Ken Livingstone offers young Londoners a new deal

Ken Livingstone offers young Londoners a new deal

Ken Livingstone will today reveal his policy to expand youth services in London as part of his bid to be re-elected as mayor of London.

At the launch of his latest election manifesto, A New Deal for Young Londoners, in Kilburn this morning, Mr Livingstone will say his proposals will “give young Londoners a voice”.

The incumbent mayor says he intends to double youth provision in London, including proposals to spend £78 million on a programme to set up youth centres and improve youth services throughout the capital.

Mr Livingstone is expected to say: “For too long Londoners have said that young people in this city don’t have enough to do outside school and they are not given the opportunities they need to play their full part, but I want to change this as part of the new priorities of the next four years, pumping in nearly eighty million pounds for youth projects.”

The mayor’s proposals follow the deaths of 27 teenagers – 22 of whom were black – in mostly gang related incidents over which he has previously been criticised.

It also follows the publication of figures by the Metropolitan police yesterday which showed that incidents of gun crime in London have increased by nearly nine per cent in the past year.

The Met’s statistics show 246 incidents of ‘Trident gun crime’ were recorded between April 2007 and March 2008, 8.8 per cent above the 226 incidents seen in the preceding 12 months.

Operation Trident is the Met’s effort to tackle black-on-black gun violence in the capital, where highly-publicised cases have sparked fear of gun crime across the UK.
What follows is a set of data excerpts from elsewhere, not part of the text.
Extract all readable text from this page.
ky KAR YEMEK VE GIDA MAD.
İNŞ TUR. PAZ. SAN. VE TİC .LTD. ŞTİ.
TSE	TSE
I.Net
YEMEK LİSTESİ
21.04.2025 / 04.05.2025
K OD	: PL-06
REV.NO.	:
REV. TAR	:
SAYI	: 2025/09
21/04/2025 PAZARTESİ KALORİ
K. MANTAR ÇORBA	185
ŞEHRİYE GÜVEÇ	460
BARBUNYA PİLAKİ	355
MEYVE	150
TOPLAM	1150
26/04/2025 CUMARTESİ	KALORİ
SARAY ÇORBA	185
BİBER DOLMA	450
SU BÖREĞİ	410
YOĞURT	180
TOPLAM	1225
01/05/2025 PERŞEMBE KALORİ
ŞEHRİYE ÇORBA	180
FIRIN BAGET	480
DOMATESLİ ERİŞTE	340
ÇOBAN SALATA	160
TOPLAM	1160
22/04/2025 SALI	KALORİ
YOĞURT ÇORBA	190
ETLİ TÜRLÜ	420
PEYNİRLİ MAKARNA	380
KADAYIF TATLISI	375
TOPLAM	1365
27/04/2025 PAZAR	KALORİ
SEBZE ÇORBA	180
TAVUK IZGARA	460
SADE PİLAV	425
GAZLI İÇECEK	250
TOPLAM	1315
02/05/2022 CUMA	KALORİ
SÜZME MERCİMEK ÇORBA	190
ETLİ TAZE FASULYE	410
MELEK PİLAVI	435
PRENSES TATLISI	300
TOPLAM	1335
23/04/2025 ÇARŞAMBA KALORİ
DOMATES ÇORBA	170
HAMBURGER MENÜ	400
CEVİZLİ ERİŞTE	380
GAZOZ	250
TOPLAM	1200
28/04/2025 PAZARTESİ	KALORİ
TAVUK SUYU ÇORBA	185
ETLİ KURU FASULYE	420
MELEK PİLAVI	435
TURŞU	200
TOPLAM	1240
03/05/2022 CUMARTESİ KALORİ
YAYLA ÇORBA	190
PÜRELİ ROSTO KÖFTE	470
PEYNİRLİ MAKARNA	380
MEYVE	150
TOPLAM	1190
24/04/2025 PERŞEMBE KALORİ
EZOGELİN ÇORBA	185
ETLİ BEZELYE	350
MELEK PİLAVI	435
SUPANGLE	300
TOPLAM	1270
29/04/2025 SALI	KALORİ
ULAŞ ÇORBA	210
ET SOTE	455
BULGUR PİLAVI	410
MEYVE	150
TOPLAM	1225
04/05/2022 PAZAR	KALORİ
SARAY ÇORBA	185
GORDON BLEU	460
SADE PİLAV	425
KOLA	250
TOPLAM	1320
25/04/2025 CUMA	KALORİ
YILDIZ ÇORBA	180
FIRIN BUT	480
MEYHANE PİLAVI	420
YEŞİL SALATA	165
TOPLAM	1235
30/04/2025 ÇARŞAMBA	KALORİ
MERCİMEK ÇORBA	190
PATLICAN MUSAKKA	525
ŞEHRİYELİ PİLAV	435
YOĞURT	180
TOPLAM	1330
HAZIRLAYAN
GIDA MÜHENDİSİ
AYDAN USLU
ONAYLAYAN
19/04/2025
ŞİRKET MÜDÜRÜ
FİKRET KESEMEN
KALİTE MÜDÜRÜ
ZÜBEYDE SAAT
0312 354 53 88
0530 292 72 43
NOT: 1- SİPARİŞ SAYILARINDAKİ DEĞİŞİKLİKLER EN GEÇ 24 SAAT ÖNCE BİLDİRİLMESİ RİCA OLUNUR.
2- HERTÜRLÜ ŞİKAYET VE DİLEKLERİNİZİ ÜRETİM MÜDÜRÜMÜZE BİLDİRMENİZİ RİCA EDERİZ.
The Tories’ London mayoral challenger, Boris Johnson, unveiled his four-point plan helping the victims of crime earlier this week, saying more needs to be done to help those who were affected by the 862,032 total notifiable offences seen in the city in 2007/08.

Mr Livingstone, who campaigned against gun crime in south London on Tuesday, said Mr Johnson’s voting record showed he could not be trusted to deal with these issues.